Крестьяне доведены до крайности, и тут следует высочайшее помилование: Сталин отменяет на пленуме ЦК ВКП(б) чрезвычайные меры. И тут же подчеркивает, что нужно продолжить борьбу с кулаком. Еще не забывшие о свободе слова ставропольские крестьяне осмеливаются противоречить на страницах "Власти Советов". "Что это вы заладили: "кулак, бедняк"? Нужно и кулака поддерживать! Будет у кулака, будет и в государственном амбаре. "Довольно классовой розни!". Не надо объяснять, что последовало в ответ на это выступление малоимущего крестьянина, бывшего, кстати, партизана.
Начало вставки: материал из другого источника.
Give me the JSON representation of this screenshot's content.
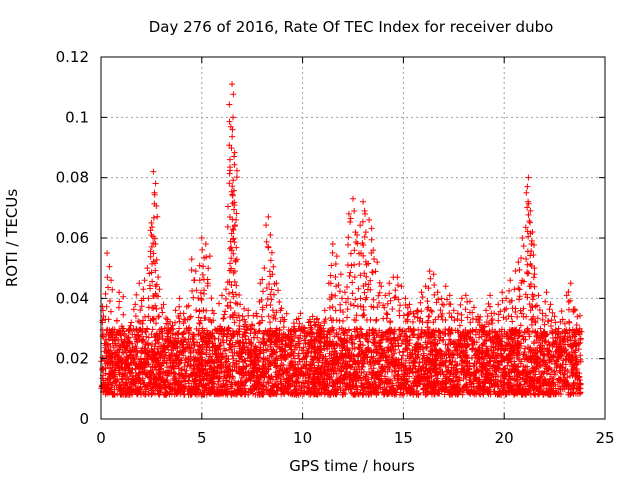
{
  "chart_data": {
    "type": "scatter",
    "title": "Day 276 of 2016, Rate Of TEC Index for receiver dubo",
    "xlabel": "GPS time / hours",
    "ylabel": "ROTI / TECUs",
    "xlim": [
      0,
      25
    ],
    "ylim": [
      0,
      0.12
    ],
    "xticks": [
      0,
      5,
      10,
      15,
      20,
      25
    ],
    "xtick_labels": [
      "0",
      "5",
      "10",
      "15",
      "20",
      "25"
    ],
    "yticks": [
      0,
      0.02,
      0.04,
      0.06,
      0.08,
      0.1,
      0.12
    ],
    "ytick_labels": [
      "0",
      "0.02",
      "0.04",
      "0.06",
      "0.08",
      "0.1",
      "0.12"
    ],
    "grid": true,
    "marker": "+",
    "marker_color": "#ff0000",
    "series": [
      {
        "name": "ROTI",
        "x": [
          0.1,
          0.3,
          0.5,
          0.7,
          0.9,
          1.1,
          1.3,
          1.5,
          1.7,
          1.9,
          2.1,
          2.3,
          2.5,
          2.6,
          2.65,
          2.7,
          2.9,
          3.1,
          3.3,
          3.5,
          3.7,
          3.9,
          4.1,
          4.3,
          4.5,
          4.7,
          4.9,
          5.0,
          5.2,
          5.4,
          5.6,
          5.8,
          6.0,
          6.2,
          6.4,
          6.5,
          6.55,
          6.6,
          6.7,
          6.9,
          7.1,
          7.3,
          7.5,
          7.7,
          7.9,
          8.1,
          8.3,
          8.4,
          8.5,
          8.7,
          8.9,
          9.1,
          9.3,
          9.5,
          9.7,
          9.9,
          10.1,
          10.3,
          10.5,
          10.7,
          10.9,
          11.1,
          11.3,
          11.5,
          11.7,
          11.9,
          12.1,
          12.3,
          12.5,
          12.7,
          12.9,
          13.0,
          13.1,
          13.3,
          13.5,
          13.7,
          13.9,
          14.1,
          14.3,
          14.5,
          14.7,
          14.9,
          15.1,
          15.3,
          15.5,
          15.7,
          15.9,
          16.1,
          16.3,
          16.5,
          16.7,
          16.9,
          17.1,
          17.3,
          17.5,
          17.7,
          17.9,
          18.1,
          18.3,
          18.5,
          18.7,
          18.9,
          19.1,
          19.3,
          19.5,
          19.7,
          19.9,
          20.1,
          20.3,
          20.5,
          20.7,
          20.9,
          21.1,
          21.2,
          21.3,
          21.4,
          21.5,
          21.7,
          21.9,
          22.1,
          22.3,
          22.5,
          22.7,
          22.9,
          23.1,
          23.3,
          23.5,
          23.7
        ],
        "y": [
          0.036,
          0.055,
          0.046,
          0.028,
          0.042,
          0.03,
          0.024,
          0.032,
          0.038,
          0.045,
          0.043,
          0.05,
          0.065,
          0.082,
          0.075,
          0.058,
          0.043,
          0.038,
          0.033,
          0.03,
          0.036,
          0.04,
          0.035,
          0.033,
          0.053,
          0.049,
          0.046,
          0.06,
          0.058,
          0.054,
          0.035,
          0.03,
          0.041,
          0.043,
          0.086,
          0.111,
          0.1,
          0.087,
          0.066,
          0.038,
          0.033,
          0.036,
          0.031,
          0.035,
          0.045,
          0.05,
          0.067,
          0.061,
          0.048,
          0.045,
          0.036,
          0.033,
          0.028,
          0.026,
          0.033,
          0.035,
          0.03,
          0.032,
          0.034,
          0.033,
          0.031,
          0.036,
          0.045,
          0.058,
          0.054,
          0.048,
          0.042,
          0.068,
          0.073,
          0.061,
          0.055,
          0.072,
          0.068,
          0.066,
          0.056,
          0.052,
          0.044,
          0.041,
          0.045,
          0.047,
          0.047,
          0.044,
          0.04,
          0.038,
          0.035,
          0.036,
          0.042,
          0.044,
          0.049,
          0.048,
          0.042,
          0.04,
          0.044,
          0.041,
          0.036,
          0.035,
          0.04,
          0.041,
          0.039,
          0.037,
          0.034,
          0.031,
          0.036,
          0.041,
          0.035,
          0.038,
          0.042,
          0.04,
          0.046,
          0.043,
          0.052,
          0.06,
          0.075,
          0.08,
          0.069,
          0.062,
          0.05,
          0.041,
          0.035,
          0.042,
          0.038,
          0.034,
          0.03,
          0.033,
          0.041,
          0.045,
          0.036,
          0.025
        ]
      }
    ],
    "background_band": {
      "description": "dense cloud of + markers spanning the whole day",
      "x_range": [
        0.0,
        23.8
      ],
      "y_low_typical": 0.008,
      "y_high_typical": 0.03,
      "count": 7000
    }
  }
}
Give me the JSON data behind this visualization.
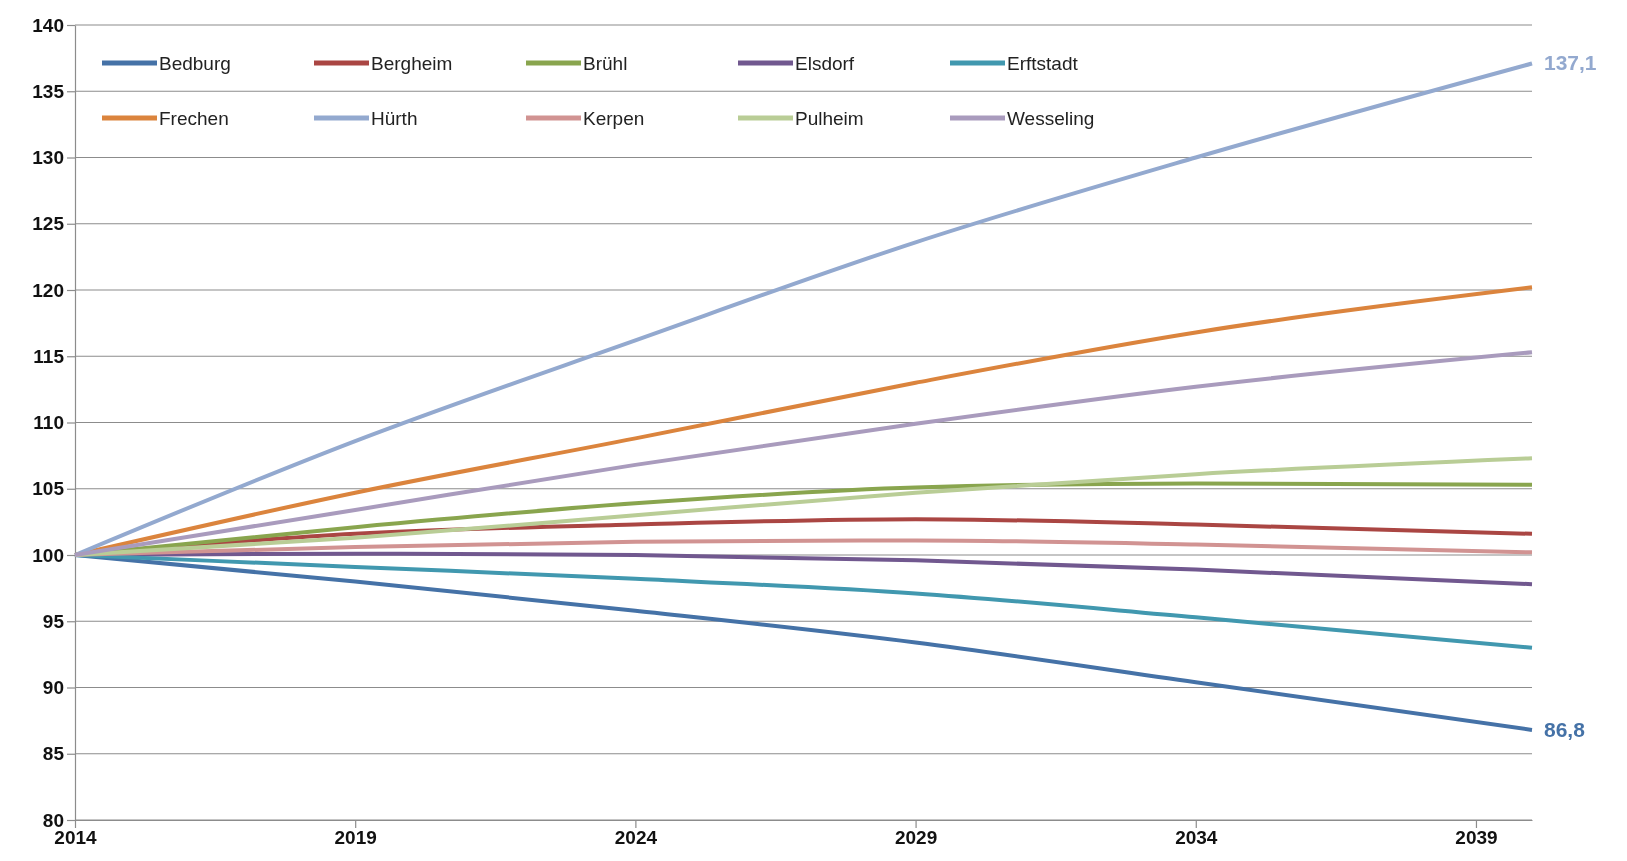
{
  "chart_data": {
    "type": "line",
    "xlim": [
      2014,
      2040
    ],
    "xticks": [
      2014,
      2019,
      2024,
      2029,
      2034,
      2039
    ],
    "ylim": [
      80,
      140
    ],
    "yticks": [
      80,
      85,
      90,
      95,
      100,
      105,
      110,
      115,
      120,
      125,
      130,
      135,
      140
    ],
    "grid": "y",
    "legend": "top left",
    "marker": "none",
    "line_style": "solid",
    "x": [
      2014,
      2019,
      2024,
      2029,
      2034,
      2040
    ],
    "series": [
      {
        "name": "Bedburg",
        "color": "#4572a7",
        "values": [
          100,
          98,
          95.8,
          93.4,
          90.4,
          86.8
        ]
      },
      {
        "name": "Bergheim",
        "color": "#aa4643",
        "values": [
          100,
          101.6,
          102.3,
          102.7,
          102.3,
          101.6
        ]
      },
      {
        "name": "Brühl",
        "color": "#89a54e",
        "values": [
          100,
          102.1,
          103.9,
          105.1,
          105.4,
          105.3
        ]
      },
      {
        "name": "Elsdorf",
        "color": "#71588f",
        "values": [
          100,
          100.1,
          100,
          99.6,
          98.9,
          97.8
        ]
      },
      {
        "name": "Erftstadt",
        "color": "#4198af",
        "values": [
          100,
          99.1,
          98.2,
          97.1,
          95.3,
          93
        ]
      },
      {
        "name": "Frechen",
        "color": "#db843d",
        "values": [
          100,
          104.7,
          108.8,
          113,
          116.8,
          120.2
        ]
      },
      {
        "name": "Hürth",
        "color": "#93a9cf",
        "values": [
          100,
          108.6,
          116.2,
          123.6,
          130,
          137.1
        ]
      },
      {
        "name": "Kerpen",
        "color": "#d19392",
        "values": [
          100,
          100.6,
          101,
          101.1,
          100.8,
          100.2
        ]
      },
      {
        "name": "Pulheim",
        "color": "#b9cd96",
        "values": [
          100,
          101.3,
          103,
          104.7,
          106.1,
          107.3
        ]
      },
      {
        "name": "Wesseling",
        "color": "#a99bbd",
        "values": [
          100,
          103.4,
          106.8,
          109.9,
          112.7,
          115.3
        ]
      }
    ],
    "annotations": [
      {
        "text": "137,1",
        "x": 2040,
        "y": 137.1
      },
      {
        "text": "86,8",
        "x": 2040,
        "y": 86.8
      }
    ]
  }
}
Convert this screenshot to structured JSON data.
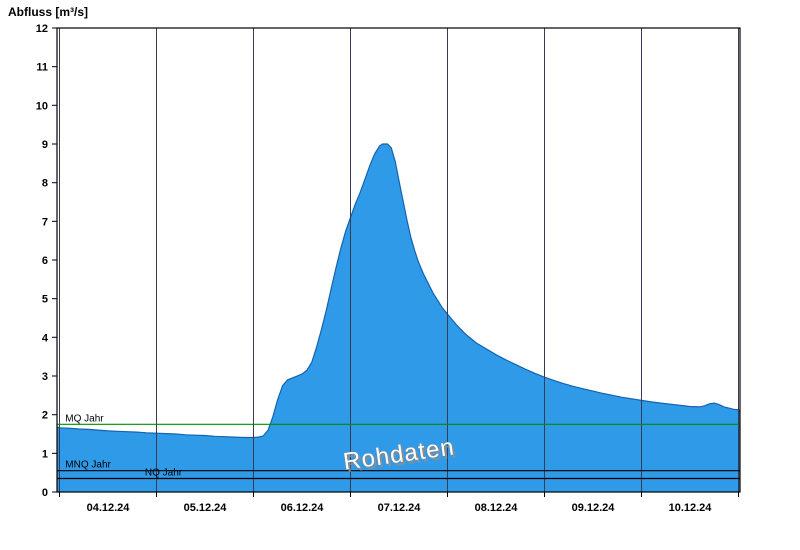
{
  "chart_data": {
    "type": "area",
    "title": "Abfluss [m³/s]",
    "watermark": "Rohdaten",
    "ylim": [
      0,
      12
    ],
    "yticks": [
      0,
      1,
      2,
      3,
      4,
      5,
      6,
      7,
      8,
      9,
      10,
      11,
      12
    ],
    "xlim_days": [
      -0.026,
      7.015
    ],
    "xticks": [
      {
        "label": "04.12.24",
        "day": 0.5
      },
      {
        "label": "05.12.24",
        "day": 1.5
      },
      {
        "label": "06.12.24",
        "day": 2.5
      },
      {
        "label": "07.12.24",
        "day": 3.5
      },
      {
        "label": "08.12.24",
        "day": 4.5
      },
      {
        "label": "09.12.24",
        "day": 5.5
      },
      {
        "label": "10.12.24",
        "day": 6.5
      }
    ],
    "gridlines_days": [
      0,
      1,
      2,
      3,
      4,
      5,
      6,
      7
    ],
    "gridline_color": "#3a3a55",
    "reference_lines": [
      {
        "label": "MQ Jahr",
        "value": 1.75,
        "color": "#008f00",
        "label_x_day": 0.06
      },
      {
        "label": "MNQ Jahr",
        "value": 0.55,
        "color": "#000000",
        "label_x_day": 0.06
      },
      {
        "label": "NQ Jahr",
        "value": 0.35,
        "color": "#000000",
        "label_x_day": 0.88
      }
    ],
    "series": [
      {
        "name": "Abfluss Rohdaten",
        "color_fill": "#2f9ae8",
        "color_line": "#1563ae",
        "points": [
          [
            -0.026,
            1.68
          ],
          [
            0.0,
            1.66
          ],
          [
            0.1,
            1.65
          ],
          [
            0.2,
            1.63
          ],
          [
            0.3,
            1.62
          ],
          [
            0.4,
            1.6
          ],
          [
            0.5,
            1.58
          ],
          [
            0.6,
            1.57
          ],
          [
            0.7,
            1.56
          ],
          [
            0.8,
            1.55
          ],
          [
            0.9,
            1.53
          ],
          [
            1.0,
            1.52
          ],
          [
            1.1,
            1.51
          ],
          [
            1.2,
            1.5
          ],
          [
            1.3,
            1.48
          ],
          [
            1.4,
            1.47
          ],
          [
            1.5,
            1.46
          ],
          [
            1.6,
            1.44
          ],
          [
            1.7,
            1.43
          ],
          [
            1.8,
            1.42
          ],
          [
            1.9,
            1.41
          ],
          [
            2.0,
            1.41
          ],
          [
            2.05,
            1.42
          ],
          [
            2.1,
            1.45
          ],
          [
            2.15,
            1.6
          ],
          [
            2.2,
            1.95
          ],
          [
            2.25,
            2.4
          ],
          [
            2.3,
            2.75
          ],
          [
            2.35,
            2.9
          ],
          [
            2.4,
            2.95
          ],
          [
            2.45,
            3.0
          ],
          [
            2.5,
            3.05
          ],
          [
            2.55,
            3.15
          ],
          [
            2.6,
            3.35
          ],
          [
            2.65,
            3.75
          ],
          [
            2.7,
            4.2
          ],
          [
            2.75,
            4.7
          ],
          [
            2.8,
            5.25
          ],
          [
            2.85,
            5.8
          ],
          [
            2.9,
            6.3
          ],
          [
            2.95,
            6.75
          ],
          [
            3.0,
            7.1
          ],
          [
            3.05,
            7.45
          ],
          [
            3.1,
            7.75
          ],
          [
            3.15,
            8.1
          ],
          [
            3.2,
            8.45
          ],
          [
            3.25,
            8.75
          ],
          [
            3.3,
            8.95
          ],
          [
            3.33,
            9.0
          ],
          [
            3.38,
            9.0
          ],
          [
            3.42,
            8.9
          ],
          [
            3.46,
            8.55
          ],
          [
            3.5,
            8.05
          ],
          [
            3.54,
            7.55
          ],
          [
            3.58,
            7.05
          ],
          [
            3.62,
            6.6
          ],
          [
            3.66,
            6.25
          ],
          [
            3.7,
            5.95
          ],
          [
            3.75,
            5.65
          ],
          [
            3.8,
            5.4
          ],
          [
            3.85,
            5.15
          ],
          [
            3.9,
            4.95
          ],
          [
            3.95,
            4.75
          ],
          [
            4.0,
            4.6
          ],
          [
            4.1,
            4.3
          ],
          [
            4.2,
            4.05
          ],
          [
            4.3,
            3.85
          ],
          [
            4.4,
            3.7
          ],
          [
            4.5,
            3.55
          ],
          [
            4.6,
            3.42
          ],
          [
            4.7,
            3.3
          ],
          [
            4.8,
            3.18
          ],
          [
            4.9,
            3.07
          ],
          [
            5.0,
            2.97
          ],
          [
            5.1,
            2.88
          ],
          [
            5.2,
            2.8
          ],
          [
            5.3,
            2.73
          ],
          [
            5.4,
            2.67
          ],
          [
            5.5,
            2.61
          ],
          [
            5.6,
            2.55
          ],
          [
            5.7,
            2.5
          ],
          [
            5.8,
            2.45
          ],
          [
            5.9,
            2.41
          ],
          [
            6.0,
            2.37
          ],
          [
            6.1,
            2.33
          ],
          [
            6.2,
            2.3
          ],
          [
            6.3,
            2.27
          ],
          [
            6.4,
            2.24
          ],
          [
            6.5,
            2.21
          ],
          [
            6.6,
            2.2
          ],
          [
            6.65,
            2.23
          ],
          [
            6.7,
            2.28
          ],
          [
            6.75,
            2.3
          ],
          [
            6.8,
            2.26
          ],
          [
            6.85,
            2.2
          ],
          [
            6.9,
            2.17
          ],
          [
            6.95,
            2.14
          ],
          [
            7.015,
            2.12
          ]
        ]
      }
    ]
  }
}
На фоне разгрома села успехи в других областях народного хозяйства довольно показательны. К концу года в округе открываются новые школы, половина населения, если верить официальным отчетам, уже грамотна, выделены средства на строительство электростанции в Благодарном. "Красный металлист" наконец начинает снабжать страну станками. Повышены пенсии и пособия инвалидам и многодетным. А вот что далекий 28-й роднит с 97-м: окрфинотдел объявляет о необходимости подачи гражданами налоговых деклараций. Обо всем этом пишет "Власть Советов", тираж которой перешагнул пятитысячный рубеж. Она сообщает своим читателям о возвращении в страну Горького, о борьбе с остатками троцкизма, "главного идеолога" которого вышлют в Алма-Ату, а потом в роковую Мексику. А самая популярная рубрика - "Помогла газета" - идет почти в каждом номере. И вдруг к концу года страницы "Власти Советов" начинают пестреть забавными объявлениями: "Последняя мода из Парижа", "Ожерелье из жемчуга - цены доступны!"... Какая мода? Какое ожерелье? По стране, громыхая кирзовыми сапогами, шествует пролетарка в красной косынке, навстречу коллективизации, индустриализации, первой пятилетке. При чем здесь Париж?